Education in industrialized nations has been organized for decades to provide workers for large corporations and governmental positions. A group of required core competencies have been defined, the syllabuses written and testing is designed to sort out who fits where.
More and more families, feeling uncomfortable with the public school’s ability to perform at an acceptable level, have chosen to homeschool their children or send them to private schools in an effort to meet the core requirements of quality colleges.
College and universities have become major corporations themselves and are integrated with industries and agencies to fill the employment requirements. Business schools train its students to manage finances, supply chain and people. Often adults return to school for job or small business training in an effort to meet a new standard for employment.

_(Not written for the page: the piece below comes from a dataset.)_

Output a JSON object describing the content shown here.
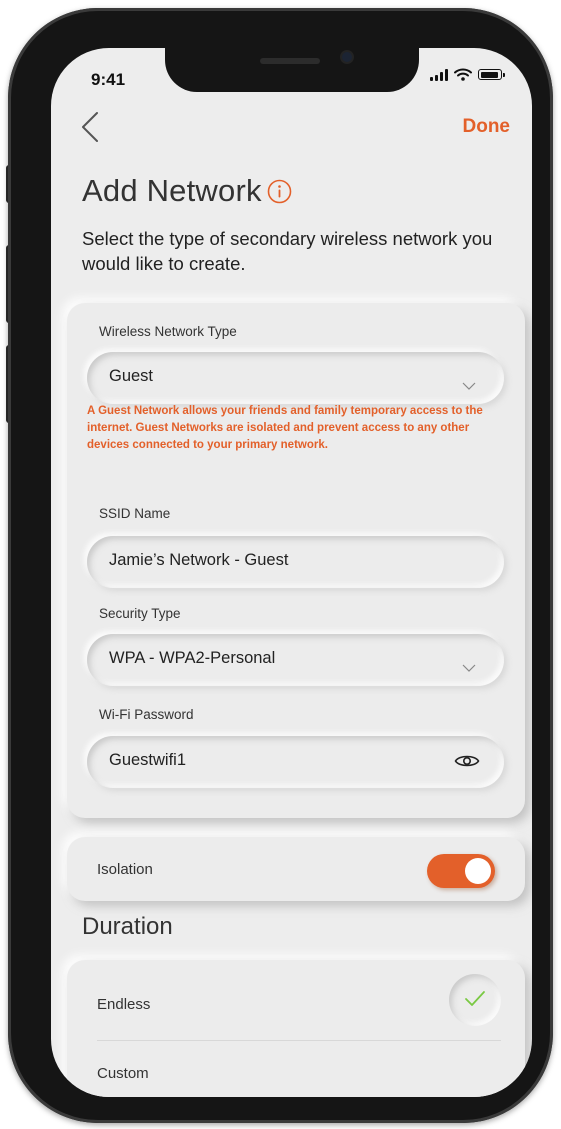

Non-industrial nations have had a diverse standard for education at best. Some families have sacrificed to send their children to the industrialized countries. The global challenges for an appropriate quality of education are legion and wrought with opportunity. Long distance training technology combined with local mentoring has the chance of spreading knowledge at unprecedented rates. If Bangalore can provide customer service for a corporation’s customers in Des Moines, Iowa, then an algebra teacher from the United Kingdom can instruct students in Nevis.
THC is looking to identify emerging solution-based organizations and provide direct and allied support for them, facilitate this process and help build viable financial models with those that can drive the sustainable quality of life at all levels of society.